Hi there. I am a Caribbean national from the island of Trinidad and Tobago. I have been offered a teaching job in two cities here in Mexico, in both Guadalajara and Veracruz city. My advice is, which of these cities are better in terms of?:

a. friendliness of the people from that region
b. more interesting folks
c. safety level
d. cost of living

Waiting for advice from knowledgeable Mexico travellers before I make a decision. Thanks alot. Axel.


----------



## GARYJ65 (Feb 9, 2013)

Just flip a coin, both cities are great!


----------



## Isla Verde (Oct 19, 2011)

GARYJ65 said:


> Just flip a coin, both cities are great!

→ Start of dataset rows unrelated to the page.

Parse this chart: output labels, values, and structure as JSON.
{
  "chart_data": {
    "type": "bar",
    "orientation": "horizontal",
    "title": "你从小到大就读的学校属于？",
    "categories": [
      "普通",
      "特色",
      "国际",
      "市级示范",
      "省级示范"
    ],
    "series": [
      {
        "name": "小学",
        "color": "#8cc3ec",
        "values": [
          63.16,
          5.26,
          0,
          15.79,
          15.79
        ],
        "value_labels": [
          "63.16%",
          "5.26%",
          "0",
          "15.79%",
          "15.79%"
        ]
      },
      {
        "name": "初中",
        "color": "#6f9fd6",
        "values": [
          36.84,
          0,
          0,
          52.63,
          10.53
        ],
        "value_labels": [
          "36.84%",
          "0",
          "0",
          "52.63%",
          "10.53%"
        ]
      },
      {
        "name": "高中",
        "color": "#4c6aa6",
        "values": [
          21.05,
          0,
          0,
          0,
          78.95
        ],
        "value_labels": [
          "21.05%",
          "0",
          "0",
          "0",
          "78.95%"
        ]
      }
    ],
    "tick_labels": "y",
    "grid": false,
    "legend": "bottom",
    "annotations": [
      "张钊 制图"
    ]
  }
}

But rather different from each other, wouldn't you agree, Gary? I think the OP would like some details about the good and bad points of each one.


----------



## RVGRINGO (May 16, 2007)

You will find Mexico a friendly place, no matter which city you choose. However, you might enjoy the climate and variety of Guadalajara a pleasant change from your usual haunts. It is a beautiful major city with many parks, interesting neighborhoods and everything you can imagine in a world-class city/metro area of about 6 million people. It is also an ideal spot to travel from, if you wish to see the rest of Mexico.
Costs and safety are what you make of them, as anywhere else in the world. We always feel comfortable in Guadalajara; just an hour north of us.


----------



## chicois8 (Aug 8, 2009)

Being from Jamaica you might like the weather in the second largest city in Mexico ( 4.5 million pop.)
but I think you will enjoy Veracruz at 1 /2 million folks better, the cities location and music scene better.


----------



## Longford (May 25, 2012)

I haven't found Mexico to be a friendler place than any other country I've spent time in. Nor do I find it unfriendly. I think most people will find Veracruz boring in comparison to Guadalajara. It's really an apples to oranges comparison. Most expats I'm familiar with who've visited Veracruz haven't liked it. I've enjoyed my many visits there and elsewhere in the state, however. From an income-earning standpoint I'm thinking Guadalajara would be better, but you have the offers in front of you and can make that determination. I've found Veracruz (city) to be very different than many other parts of the country. People tend to be blunt, assertive, live hard and play hard - from what I've experienced. Best of luck.


----------



## mexhapati (Nov 29, 2012)

the climate and proximity to central mexico would probably make me favor Guadalajara


----------